Réfléchissez… Le « tout à l’imparfait » ne trahit-il pas l’esprit de l’histoire ? Est-ce que ça ne change pas la donne en brimant l’action, la ralentissant ? Selon ce qu’on veut dire et faire passer au lecteur, on utilisera ou pas l’imparfait.
Mais alors, quand utiliser l’imparfait ?
1/ pour exprimer une action non achevée (imparfaite) : « alors que le soir tombait, une voiture s’arrêta devant la masure »
2/ dans une description au passé : « après Vermeilles, le paysage changeait, les collines succédaient à la plaine fade et monotone »
3/ pour exprimer le temps long : « cela faisait maintenant trois jours qu’on était sans nouvelles du Karamak »
4/ pour exprimer une répétition : « il s’esclaffait à chaque commentaire dédaigneux », une habitude :« chaque soir, il retirait soigneusement ses chaussures qu’il posait ensuite sur la première marche de l’escalier pour que la bonne pense bien à les cirer »
5/ pour atténuer une requête : « j’allais vous demander un service »
6/ pour exprimer une condition : « s’il avait parlé anglais, il aurait pu traduire les propos de la jeune femme »
L’imparfait, c’est le temps long, c’est ce qui est inachevé, incomplet
( du latin imperfectus, inachevé). Chez Simenon, l’usage de l’imparfait quand un autre temps serait requis est un acte volontaire et maîtrisé.

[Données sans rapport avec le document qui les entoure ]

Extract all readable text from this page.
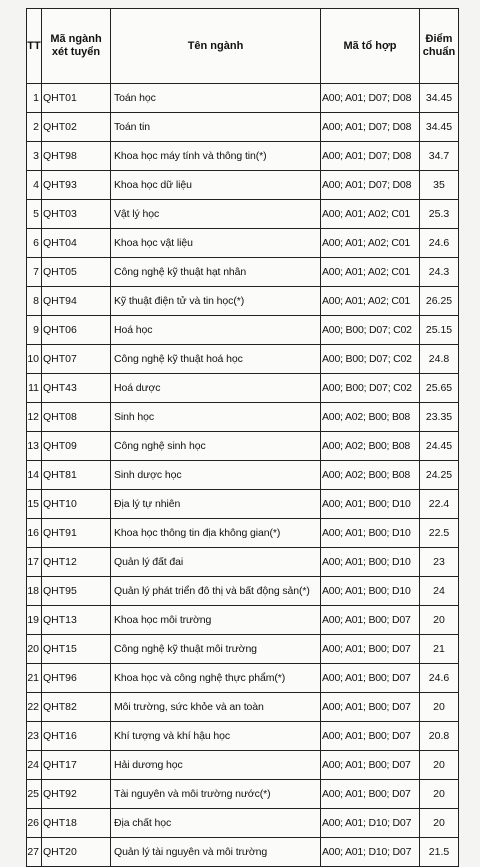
TT	Mã ngành xét tuyển	Tên ngành	Mã tổ hợp	Điểm chuẩn
1	QHT01	Toán học	A00; A01; D07; D08	34.45
2	QHT02	Toán tin	A00; A01; D07; D08	34.45
3	QHT98	Khoa học máy tính và thông tin(*)	A00; A01; D07; D08	34.7
4	QHT93	Khoa học dữ liệu	A00; A01; D07; D08	35
5	QHT03	Vật lý học	A00; A01; A02; C01	25.3
6	QHT04	Khoa học vật liệu	A00; A01; A02; C01	24.6
7	QHT05	Công nghệ kỹ thuật hạt nhân	A00; A01; A02; C01	24.3
8	QHT94	Kỹ thuật điện tử và tin học(*)	A00; A01; A02; C01	26.25
9	QHT06	Hoá học	A00; B00; D07; C02	25.15
10	QHT07	Công nghệ kỹ thuật hoá học	A00; B00; D07; C02	24.8
11	QHT43	Hoá dược	A00; B00; D07; C02	25.65
12	QHT08	Sinh học	A00; A02; B00; B08	23.35
13	QHT09	Công nghệ sinh học	A00; A02; B00; B08	24.45
14	QHT81	Sinh dược học	A00; A02; B00; B08	24.25
15	QHT10	Địa lý tự nhiên	A00; A01; B00; D10	22.4
16	QHT91	Khoa học thông tin địa không gian(*)	A00; A01; B00; D10	22.5
17	QHT12	Quản lý đất đai	A00; A01; B00; D10	23
18	QHT95	Quản lý phát triển đô thị và bất động sản(*)	A00; A01; B00; D10	24
19	QHT13	Khoa học môi trường	A00; A01; B00; D07	20
20	QHT15	Công nghệ kỹ thuật môi trường	A00; A01; B00; D07	21
21	QHT96	Khoa học và công nghệ thực phẩm(*)	A00; A01; B00; D07	24.6
22	QHT82	Môi trường, sức khỏe và an toàn	A00; A01; B00; D07	20
23	QHT16	Khí tượng và khí hậu học	A00; A01; B00; D07	20.8
24	QHT17	Hải dương học	A00; A01; B00; D07	20
25	QHT92	Tài nguyên và môi trường nước(*)	A00; A01; B00; D07	20
26	QHT18	Địa chất học	A00; A01; D10; D07	20
27	QHT20	Quản lý tài nguyên và môi trường	A00; A01; D10; D07	21.5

L’imparfait est un générateur d’atmosphère : il suspend l’action ou l’étire. Il véhicule parfois simplement une information. L’imparfait sert la nonchalance apparente de Maigret, ses enquêtes qu’il mène l’air de rien, pipe au bec. La prochaine fois que vous lirez une enquête du commissaire Maigret, attardez-vous, comme ça, l’air de rien, sur l’usage que Simenon fait de ce temps imparfait. Vous verrez, c’est très instructif. Et maintenant, amusez-vous avec l’imparfait dans vos textes et regardez ce qui se passe…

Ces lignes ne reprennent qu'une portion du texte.